Des miracles avec peu: trois chefs revisitent des classiques du terroir

© Anthony Florio
Michel Verlinden
Michel Verlinden Journaliste

« J’ai envie de faire de l’ordinaire extraordinaire », déclarait le chef Paul Pairet, consultant à l’Hôtel de Crillon, livrant les bases d’un manifeste gastronomique à décliner aux quatre coins du globe.
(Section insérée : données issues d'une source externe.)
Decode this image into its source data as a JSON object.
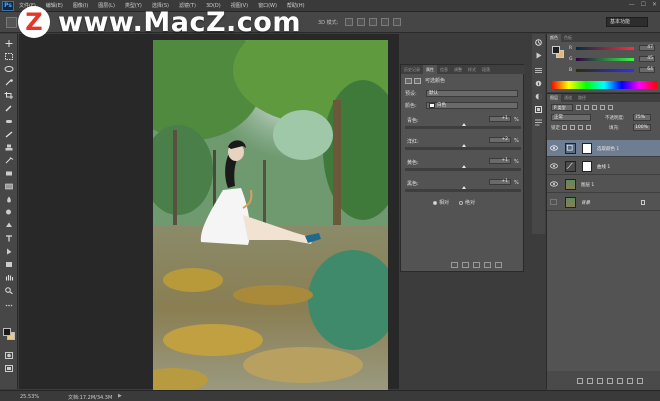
{
  "app": {
    "logo": "Ps"
  },
  "menubar": {
    "items": [
      "文件(F)",
      "编辑(E)",
      "图像(I)",
      "图层(L)",
      "类型(Y)",
      "选择(S)",
      "滤镜(T)",
      "3D(D)",
      "视图(V)",
      "窗口(W)",
      "帮助(H)"
    ],
    "window_controls": [
      "—",
      "☐",
      "✕"
    ]
  },
  "optionsbar": {
    "mode_label": "3D 模式:",
    "workspace": "基本功能"
  },
  "watermark": {
    "logo_letter": "Z",
    "text": "www.MacZ.com"
  },
  "statusbar": {
    "zoom": "25.53%",
    "doc_info": "文档:17.2M/34.3M",
    "arrow": "▶"
  },
  "properties": {
    "tabs": [
      "历史记录",
      "属性",
      "信息",
      "调整",
      "样式",
      "段落"
    ],
    "active_tab": 1,
    "title": "可选颜色",
    "preset_label": "预设:",
    "preset_value": "默认",
    "colors_label": "颜色:",
    "colors_value": "白色",
    "sliders": [
      {
        "label": "青色:",
        "value": "+1",
        "unit": "%",
        "position": 0.505
      },
      {
        "label": "洋红:",
        "value": "+2",
        "unit": "%",
        "position": 0.51
      },
      {
        "label": "黄色:",
        "value": "+1",
        "unit": "%",
        "position": 0.505
      },
      {
        "label": "黑色:",
        "value": "+1",
        "unit": "%",
        "position": 0.505
      }
    ],
    "method": {
      "relative": "相对",
      "absolute": "绝对",
      "selected": "relative"
    }
  },
  "color_panel": {
    "tabs": [
      "颜色",
      "色板"
    ],
    "r": {
      "label": "R",
      "value": "47"
    },
    "g": {
      "label": "G",
      "value": "45"
    },
    "b": {
      "label": "B",
      "value": "64"
    }
  },
  "layers": {
    "tabs": [
      "图层",
      "通道",
      "路径"
    ],
    "filter": "P 类型",
    "blend_mode": "正常",
    "opacity_label": "不透明度:",
    "opacity_value": "75%",
    "lock_label": "锁定:",
    "fill_label": "填充:",
    "fill_value": "100%",
    "items": [
      {
        "name": "选取颜色 1",
        "type": "adjustment",
        "selected": true,
        "visible": true
      },
      {
        "name": "曲线 1",
        "type": "adjustment",
        "selected": false,
        "visible": true
      },
      {
        "name": "图层 1",
        "type": "pixel",
        "selected": false,
        "visible": true
      },
      {
        "name": "背景",
        "type": "background",
        "selected": false,
        "visible": false
      }
    ]
  },
  "colors": {
    "ui_dark": "#3c3c3c",
    "panel": "#535353",
    "selected_layer": "#6f7d92",
    "watermark_red": "#e8352b"
  }
}
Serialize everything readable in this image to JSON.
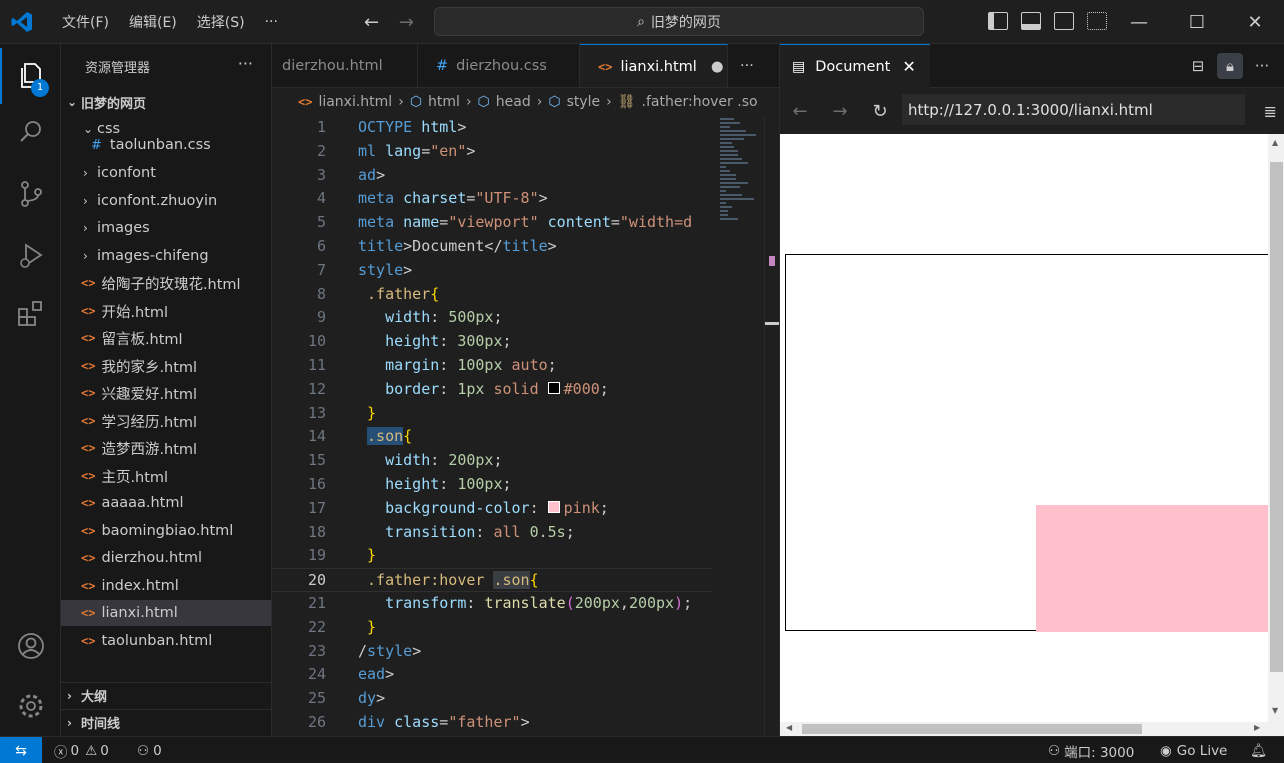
{
  "titlebar": {
    "menu": [
      "文件(F)",
      "编辑(E)",
      "选择(S)",
      "···"
    ],
    "search": "旧梦的网页",
    "nav_back": "←",
    "nav_forward": "→"
  },
  "activity": {
    "badge": "1"
  },
  "sidebar": {
    "title": "资源管理器",
    "more": "···",
    "root": "旧梦的网页",
    "items": [
      {
        "label": "css",
        "kind": "folder-open"
      },
      {
        "label": "taolunban.css",
        "kind": "css"
      },
      {
        "label": "iconfont",
        "kind": "folder"
      },
      {
        "label": "iconfont.zhuoyin",
        "kind": "folder"
      },
      {
        "label": "images",
        "kind": "folder"
      },
      {
        "label": "images-chifeng",
        "kind": "folder"
      },
      {
        "label": "给陶子的玫瑰花.html",
        "kind": "html"
      },
      {
        "label": "开始.html",
        "kind": "html"
      },
      {
        "label": "留言板.html",
        "kind": "html"
      },
      {
        "label": "我的家乡.html",
        "kind": "html"
      },
      {
        "label": "兴趣爱好.html",
        "kind": "html"
      },
      {
        "label": "学习经历.html",
        "kind": "html"
      },
      {
        "label": "造梦西游.html",
        "kind": "html"
      },
      {
        "label": "主页.html",
        "kind": "html"
      },
      {
        "label": "aaaaa.html",
        "kind": "html"
      },
      {
        "label": "baomingbiao.html",
        "kind": "html"
      },
      {
        "label": "dierzhou.html",
        "kind": "html"
      },
      {
        "label": "index.html",
        "kind": "html"
      },
      {
        "label": "lianxi.html",
        "kind": "html",
        "selected": true
      },
      {
        "label": "taolunban.html",
        "kind": "html"
      }
    ],
    "outline": "大纲",
    "timeline": "时间线"
  },
  "editor": {
    "tabs": [
      {
        "label": "dierzhou.html",
        "icon": "<>"
      },
      {
        "label": "dierzhou.css",
        "icon": "#"
      },
      {
        "label": "lianxi.html",
        "icon": "<>",
        "active": true
      }
    ],
    "tabs_more": "···",
    "breadcrumb": [
      "lianxi.html",
      "html",
      "head",
      "style",
      ".father:hover .so"
    ],
    "current_line": 20
  },
  "preview": {
    "tab": "Document",
    "url": "http://127.0.0.1:3000/lianxi.html",
    "son_color": "#ffc0cb"
  },
  "statusbar": {
    "errors": "0",
    "warnings": "0",
    "ports": "0",
    "port": "端口: 3000",
    "golive": "Go Live"
  },
  "colors": {
    "accent": "#0078d4",
    "pink": "#ffc0cb"
  }
}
Trois chefs en vue relèvent le défi.

1. David Grosdent, 34 ans, de L’Envie, à Zwevegem

Passé par de grandes maisons avant d'ouvrir son enseigne, David Grosdent a été élu Jeune chef 2021 pour la Flandre au Gault & Millau et a reçu une étoile Michelin.
Passé par de grandes maisons avant d’ouvrir son enseigne, David Grosdent a été élu Jeune chef 2021 pour la Flandre au Gault & Millau et a reçu une étoile Michelin.© ANTHONY FLORIO

« Je signe depuis toujours une cuisine avec une identité forte. La saison et le terroir me tiennent à coeur. Peut-être trop, car parfois je suis vu comme un terroriste du produit de proximité. Cela se traduit surtout dans les poissons que je travaille, qui proviennent essentiellement de la mer du Nord. Je pars du principe qu’il n’y a pas de hiérarchie entre les produits, je suis convaincu qu’un poireau vaut un homard si on le travaille comme il faut. J’aime revisiter des préparations familiales comme la gaufre de Liège, que je sers en mignardise, ou encore la crêpe normande, qui est un classique de la maison. Ma cuisine est assez traditionnelle, notamment parce que je pratique la cuisson sur coffre et que la basse température n’est pas mon truc. Il reste que j’arrive à « twister » les plats grâce à un travail précis sur l’acidité. Bien maîtrisée, celle-ci apporte de la fraîcheur, comme dans la recette de jets de soja et de mousseline à la Cantillon que je propose. »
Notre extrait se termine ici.